Sir Roger Douglas branded the current Labour government "growthbusters" at the Act Party's annual conference in Auckland yesterday before revealing plans to run for parliamentthis year.
Douglas would not confirm his chosen electorate but hinted it could be a South Auckland constituency, perhaps Hunua, where he lives.
He refused to comment on whether he would seek a cabinet position if he returned to parliament.
The 70-year-old told about 200 supporters that he was driven to return to politics by the brain drain of 500 Kiwis leaving for Australia every week.
"We are in effect becoming Australia's poor cousins."
Douglas said the average weekly wage was $100 lower in New Zealand than Australia.
He set a target of 2020 for the country to catch up with Australia in terms of wages and economic growth, urging
the audience to get behind the party.
"If I can say yes to becoming a constituent candidate then all of you can do your part."

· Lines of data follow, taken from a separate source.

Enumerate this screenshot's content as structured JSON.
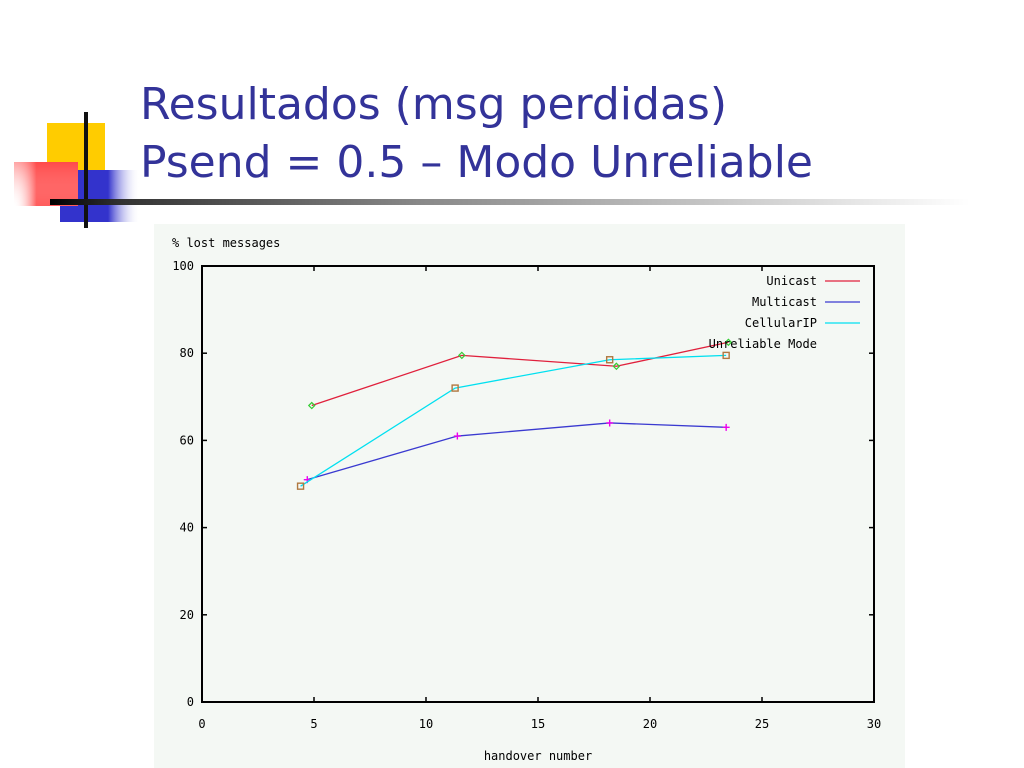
{
  "slide": {
    "title_line1": "Resultados (msg perdidas)",
    "title_line2": "Psend = 0.5 – Modo Unreliable",
    "accent_colors": {
      "yellow": "#ffcc00",
      "red": "#ff4a4a",
      "blue": "#3333cc",
      "title": "#333399"
    }
  },
  "chart_data": {
    "type": "line",
    "title": "",
    "xlabel": "handover number",
    "ylabel": "% lost messages",
    "xlim": [
      0,
      30
    ],
    "ylim": [
      0,
      100
    ],
    "xticks": [
      0,
      5,
      10,
      15,
      20,
      25,
      30
    ],
    "yticks": [
      0,
      20,
      40,
      60,
      80,
      100
    ],
    "grid": false,
    "legend_position": "top-right",
    "background": "#f4f8f4",
    "series": [
      {
        "name": "Unicast",
        "color": "#e0203c",
        "marker": "diamond",
        "marker_color": "#33cc33",
        "x": [
          4.9,
          11.6,
          18.5,
          23.5
        ],
        "y": [
          68,
          79.5,
          77,
          82.5
        ]
      },
      {
        "name": "Multicast",
        "color": "#3a3ad0",
        "marker": "plus",
        "marker_color": "#ee00ee",
        "x": [
          4.7,
          11.4,
          18.2,
          23.4
        ],
        "y": [
          51,
          61,
          64,
          63
        ]
      },
      {
        "name": "CellularIP",
        "color": "#00e0f0",
        "marker": "square",
        "marker_color": "#b07840",
        "x": [
          4.4,
          11.3,
          18.2,
          23.4
        ],
        "y": [
          49.5,
          72,
          78.5,
          79.5
        ]
      },
      {
        "name": "Unreliable Mode",
        "color": "#e0203c",
        "marker": "none",
        "marker_color": "#33cc33",
        "x": [],
        "y": []
      }
    ]
  }
}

Speaking to reporters outside the conference, Douglas dismissed claims his Rogernomics policies of the 1984 Labour government would turn people off.
He denied turning his back on the party over the past few years and said he had been "helping them from the sidelines".
Epsom MP and party leader Rodney Hide
said the relationship between Douglas and the party had warmed during birthday celebrations for former colleague Richard Prebble last November.
There had been talk of a reconciliation in recent weeks, ending with Hide announcing Sir Roger had "committed his formidable skills and experience to the 2008 ACT campaign".
And Hide said Douglas had remained on his speed dial.
"We got him standing, that's the key thing. I am very very pleased."
Hide would not be drawn on who would be boss if both men won electorate seats this year.